Converting nonprofit and government-owned hospitals to private, for-profit status also offers important benefits to the general economy. If all acute-care hospitals were so converted, the impact would be substantial indeed. These benefits include:
  • Reduced Health-care Costs. The conversions would produce significant reductions in health-care costs, which would benefit consumers, effectively providing an increase in national income and general prosperity. It would also reduce health costs for employers, which would likely result in increased jobs, wages, and employment.
  • New Tax Revenues. Converting all hospitals to private, for-profit status would produce over $17 billion per year in new federal, state, and local tax revenues, as the formerly nonprofit and government hospitals were tax-exempt, while the newly for-profit hospitals are not.
  • Private-Sector Workers. Converting all hospitals to private, for-profit status, the 3.4 million workers now employed by nonprofit and government hospitals would become fully productive participants in the private economy.

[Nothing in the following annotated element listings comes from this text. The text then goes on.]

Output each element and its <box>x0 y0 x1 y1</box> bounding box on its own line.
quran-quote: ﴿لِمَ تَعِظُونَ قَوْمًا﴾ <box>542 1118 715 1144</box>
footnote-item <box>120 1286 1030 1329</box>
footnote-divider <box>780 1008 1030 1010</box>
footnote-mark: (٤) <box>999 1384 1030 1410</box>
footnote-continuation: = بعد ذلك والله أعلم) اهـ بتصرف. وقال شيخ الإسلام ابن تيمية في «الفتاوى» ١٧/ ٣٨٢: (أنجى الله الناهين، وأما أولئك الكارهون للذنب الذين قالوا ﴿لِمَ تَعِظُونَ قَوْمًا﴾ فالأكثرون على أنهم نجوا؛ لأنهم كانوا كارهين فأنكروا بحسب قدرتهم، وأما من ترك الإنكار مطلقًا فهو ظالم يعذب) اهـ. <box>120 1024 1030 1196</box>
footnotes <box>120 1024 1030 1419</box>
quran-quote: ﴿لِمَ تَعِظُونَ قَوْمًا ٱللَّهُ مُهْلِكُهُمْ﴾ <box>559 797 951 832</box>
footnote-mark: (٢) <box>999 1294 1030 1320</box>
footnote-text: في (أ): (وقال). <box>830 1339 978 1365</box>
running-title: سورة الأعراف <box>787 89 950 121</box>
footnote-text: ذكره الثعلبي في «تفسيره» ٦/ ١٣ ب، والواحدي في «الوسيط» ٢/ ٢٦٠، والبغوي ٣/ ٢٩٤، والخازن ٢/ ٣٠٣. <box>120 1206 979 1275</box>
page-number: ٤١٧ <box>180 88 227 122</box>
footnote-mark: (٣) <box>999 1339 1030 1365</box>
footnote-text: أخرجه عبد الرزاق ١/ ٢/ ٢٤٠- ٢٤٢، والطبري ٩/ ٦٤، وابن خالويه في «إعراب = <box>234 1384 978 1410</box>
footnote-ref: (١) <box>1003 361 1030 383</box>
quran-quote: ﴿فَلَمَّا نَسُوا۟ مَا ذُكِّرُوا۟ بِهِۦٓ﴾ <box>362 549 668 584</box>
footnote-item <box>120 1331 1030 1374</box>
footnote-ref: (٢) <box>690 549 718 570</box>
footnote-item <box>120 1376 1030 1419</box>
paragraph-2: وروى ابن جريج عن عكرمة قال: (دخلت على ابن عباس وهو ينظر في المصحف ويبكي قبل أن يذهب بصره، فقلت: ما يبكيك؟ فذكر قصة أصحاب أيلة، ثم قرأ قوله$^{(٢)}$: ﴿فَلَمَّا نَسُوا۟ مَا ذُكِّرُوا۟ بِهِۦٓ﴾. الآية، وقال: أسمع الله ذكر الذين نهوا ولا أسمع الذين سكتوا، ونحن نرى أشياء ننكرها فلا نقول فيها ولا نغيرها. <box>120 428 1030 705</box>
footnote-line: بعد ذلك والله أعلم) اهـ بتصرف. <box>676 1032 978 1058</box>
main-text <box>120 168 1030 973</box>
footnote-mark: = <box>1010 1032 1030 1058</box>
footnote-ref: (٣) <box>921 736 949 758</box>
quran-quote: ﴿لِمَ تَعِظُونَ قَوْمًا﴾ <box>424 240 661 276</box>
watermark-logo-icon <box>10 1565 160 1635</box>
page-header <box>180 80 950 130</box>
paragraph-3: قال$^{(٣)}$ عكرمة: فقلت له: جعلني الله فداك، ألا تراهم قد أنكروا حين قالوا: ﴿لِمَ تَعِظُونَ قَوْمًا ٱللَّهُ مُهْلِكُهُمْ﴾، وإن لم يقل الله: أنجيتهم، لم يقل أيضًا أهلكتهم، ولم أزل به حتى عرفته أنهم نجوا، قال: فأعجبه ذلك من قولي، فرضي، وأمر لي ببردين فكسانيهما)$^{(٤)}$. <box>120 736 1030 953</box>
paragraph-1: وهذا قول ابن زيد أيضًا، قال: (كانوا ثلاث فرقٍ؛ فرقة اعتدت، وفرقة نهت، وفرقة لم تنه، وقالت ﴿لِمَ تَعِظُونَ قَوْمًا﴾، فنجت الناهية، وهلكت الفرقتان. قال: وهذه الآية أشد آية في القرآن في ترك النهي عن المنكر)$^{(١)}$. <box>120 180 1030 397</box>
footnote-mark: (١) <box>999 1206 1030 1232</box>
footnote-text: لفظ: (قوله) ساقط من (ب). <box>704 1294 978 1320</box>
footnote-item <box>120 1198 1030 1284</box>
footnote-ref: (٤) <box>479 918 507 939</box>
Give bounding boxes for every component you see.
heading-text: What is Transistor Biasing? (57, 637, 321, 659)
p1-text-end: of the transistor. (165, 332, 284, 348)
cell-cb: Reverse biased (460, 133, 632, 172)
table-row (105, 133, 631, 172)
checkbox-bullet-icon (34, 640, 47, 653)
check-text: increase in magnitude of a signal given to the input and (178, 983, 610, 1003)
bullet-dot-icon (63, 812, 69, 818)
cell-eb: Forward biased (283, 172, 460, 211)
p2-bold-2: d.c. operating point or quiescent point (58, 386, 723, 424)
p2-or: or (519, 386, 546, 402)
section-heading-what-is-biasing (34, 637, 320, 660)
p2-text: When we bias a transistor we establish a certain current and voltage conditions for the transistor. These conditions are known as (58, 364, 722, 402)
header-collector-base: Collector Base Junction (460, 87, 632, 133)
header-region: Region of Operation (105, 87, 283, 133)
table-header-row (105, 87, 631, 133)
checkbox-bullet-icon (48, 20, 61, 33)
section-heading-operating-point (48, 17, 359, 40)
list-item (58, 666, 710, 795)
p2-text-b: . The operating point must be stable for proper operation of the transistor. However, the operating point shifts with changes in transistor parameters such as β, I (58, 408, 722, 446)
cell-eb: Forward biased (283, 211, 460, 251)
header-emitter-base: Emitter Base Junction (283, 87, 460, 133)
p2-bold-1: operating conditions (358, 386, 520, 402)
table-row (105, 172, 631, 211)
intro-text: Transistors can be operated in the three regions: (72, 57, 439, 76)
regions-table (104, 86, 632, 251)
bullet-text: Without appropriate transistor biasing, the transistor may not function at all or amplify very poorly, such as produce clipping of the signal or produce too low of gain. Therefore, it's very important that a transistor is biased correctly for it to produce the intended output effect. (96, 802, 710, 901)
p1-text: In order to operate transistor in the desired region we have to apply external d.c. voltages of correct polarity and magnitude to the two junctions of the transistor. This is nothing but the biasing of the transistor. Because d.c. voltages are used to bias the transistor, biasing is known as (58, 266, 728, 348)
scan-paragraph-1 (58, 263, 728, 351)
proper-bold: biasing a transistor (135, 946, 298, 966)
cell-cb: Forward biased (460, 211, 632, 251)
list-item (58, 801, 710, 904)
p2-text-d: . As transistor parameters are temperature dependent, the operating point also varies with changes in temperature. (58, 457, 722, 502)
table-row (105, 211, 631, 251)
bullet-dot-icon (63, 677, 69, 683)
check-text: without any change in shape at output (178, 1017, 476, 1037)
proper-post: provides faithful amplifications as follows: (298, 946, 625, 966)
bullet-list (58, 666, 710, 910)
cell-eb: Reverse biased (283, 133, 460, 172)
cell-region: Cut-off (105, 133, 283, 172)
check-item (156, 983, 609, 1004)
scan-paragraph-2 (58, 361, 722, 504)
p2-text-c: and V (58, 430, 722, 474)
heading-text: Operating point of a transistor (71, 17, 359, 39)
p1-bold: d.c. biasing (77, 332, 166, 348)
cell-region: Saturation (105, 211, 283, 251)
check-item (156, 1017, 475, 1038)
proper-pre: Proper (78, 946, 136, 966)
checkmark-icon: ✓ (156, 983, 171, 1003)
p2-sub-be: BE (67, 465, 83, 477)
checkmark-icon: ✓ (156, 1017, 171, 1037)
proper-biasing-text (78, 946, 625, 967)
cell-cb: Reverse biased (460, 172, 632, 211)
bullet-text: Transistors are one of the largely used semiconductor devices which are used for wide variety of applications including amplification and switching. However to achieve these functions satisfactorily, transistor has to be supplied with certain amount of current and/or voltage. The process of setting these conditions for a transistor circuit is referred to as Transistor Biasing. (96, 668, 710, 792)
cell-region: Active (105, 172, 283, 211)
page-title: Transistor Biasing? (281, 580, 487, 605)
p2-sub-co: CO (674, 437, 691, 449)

Federal, state and local governments should adopt policies to encourage this highly beneficial trend towards private, for-profit hospitals.First, state and local governments should privatize the 1,350 acute-care hospitals they own and operate today.Second, these governments should not impose onerous restrictions on the conversion of nonprofits to for-profit status, or block such conversions. They should, in fact, openly encourage them.Third, Medicare should stop paying reimbursements to nonprofit and government hospitals for property taxes they don’t pay.Fourth, federal tax law should be examined to ensure that for-profit hospitals receive a full tax deduction for the uncompensated care and other charity services they provide.